This paper concludes that ‘The majority of prehospital clinical guidance from SSA provides clinicians with excellent ready to use end-user material’. Citation, abstract and a comment from me below.

CITATION: Afr J Emerg Med. 2020 Sep 28. doi: 10.1016/j.afjem.2020.08.005.
Guidance we can trust? The status and quality of prehospital clinical guidance in sub-Saharan Africa: A scoping review.
Malherbe P(1), Smit P(2), Sharma K(3), McCaul M(4).
Full text:

INTRODUCTION: Prehospital care is integral in addressing sub-Saharan Africa’s (SSA) high injury and illness burden. Consequently, robust, high-quality prehospital guidance documents are needed to inform care. These guidance documents include, but are not limited to, clinical practice guidelines (CPGs), protocols and algorithms that are contextually appropriate for SSA. However, SSA prehospital guidance mostly originates from the ‘Global North,’ with limited guidance for Africa by Africans. To strengthen prehospital clinical practice in SSA, we described and appraised all prehospital SSA guidance documents informing clinical decision making.

METHODS: We conducted a scoping review of prehospital-relevant guidance documents, including CPGs, algorithms, protocols and position statements originating from SSA. We performed a comprehensive literature search in various databases (PUBMED and SCOPUS), guideline clearing houses (Scottish Intercollegiate Guidelines Network, Trip, and Guidelines International Network), journals, various forms of grey literature and contacted experts. Guidance document screening and data extraction was done independently, in duplicate and reviewed by a third author. Guidance quality was then determined using the AGREE II tool and data were analysed using simple descriptive statistics.

RESULTS: We included 51 guidance documents from 13 countries across SSA after screening 2320 potential documents. The majority of guidance documents lacked an evidence foundation, made recommendations based on expert input, and were predominantly end-user presentations such as algorithms or protocols. Overall, reporting quality was poor, specifically for critical domains such as rigour of development; however, clarity of presentation was generally strong. Guidance topics were focused around resuscitation and common diseases (both communicable and non-communicable) with major gaps identified across a variety of topics; such as mental health for example.

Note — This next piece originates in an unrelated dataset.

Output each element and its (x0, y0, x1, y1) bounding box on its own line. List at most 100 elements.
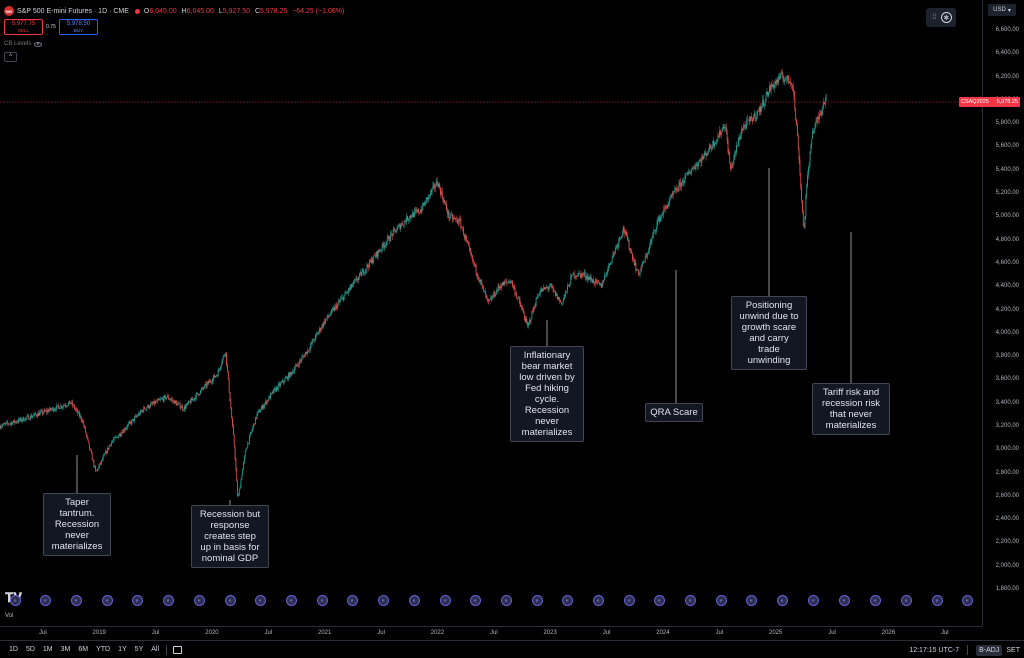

CONCLUSION: The majority of prehospital clinical guidance from SSA provides clinicians with excellent ready to use end-user material. Conversely, most of the guidance documents lack an appropriate evidence foundation and fail to transparently report the guidance development process, highlighting the need to strengthen and build guideline development capacity to promote the transition from eminence-based to evidence-based guidance for prehospital care in SSA. Guideline developers, professional societies and publishers need to be aware of international and local guidance document development and reporting standards in order to produce guidance we can trust.

COMMENT (NPW): The conclusion of this paper contrasts with previous observations such as ‘clinical guidance that is out of date, inconsistent and informed by evidence from high-income countries that ignores LMIC resource constraints and burden of disease’ [], or that ‘Globally, most prescribers receive most of their prescribing information from the pharmaceutical industry and in many countries this is the only information they receive.’ [World Medicines Report, WHO]. It also contrasts with HIFA’s review in 2009, which found that ‘Health care workers in developing countries continue to lack access to basic, practical information to enable them to deliver safe, effective care’. []. In April this year, HIFA published our first systematic review which sid that information for primary health workers is ‘sometimes out of date and health workers reported being confused which to use’ … ‘Studies indicated a lack of up-to-date and relevant medicine information in low and lower middle-income settings.’ [How primary healthcare workers obtain information during consultations to aid safe prescribing in low-income and lower middle-income countries: a systematic review.]

So what is the real picture? We need real-world evidence to show whether health workers have increasing acccess to the reliable, relevant information they need, and that they are able to differentiate this from inaccurate or irrelevant information. One way to help determine this would be to update and expand the reviews done by HIFA. Another way forward would be to collect the testimony of HIFA members, especially those of you who work as clinicians across Africa. I would be interested to hear your observations, comments and suggestions.

Lastly I would like to mention the Practical Approach to Care Kit, which has been discussed enthusiastically on HIFA in recent years. PACK provides ‘a comprehensive, evidence-informed approach to clinical care that supports primary care improvement initiatives in South Africa and has been localised for several large LMICs’.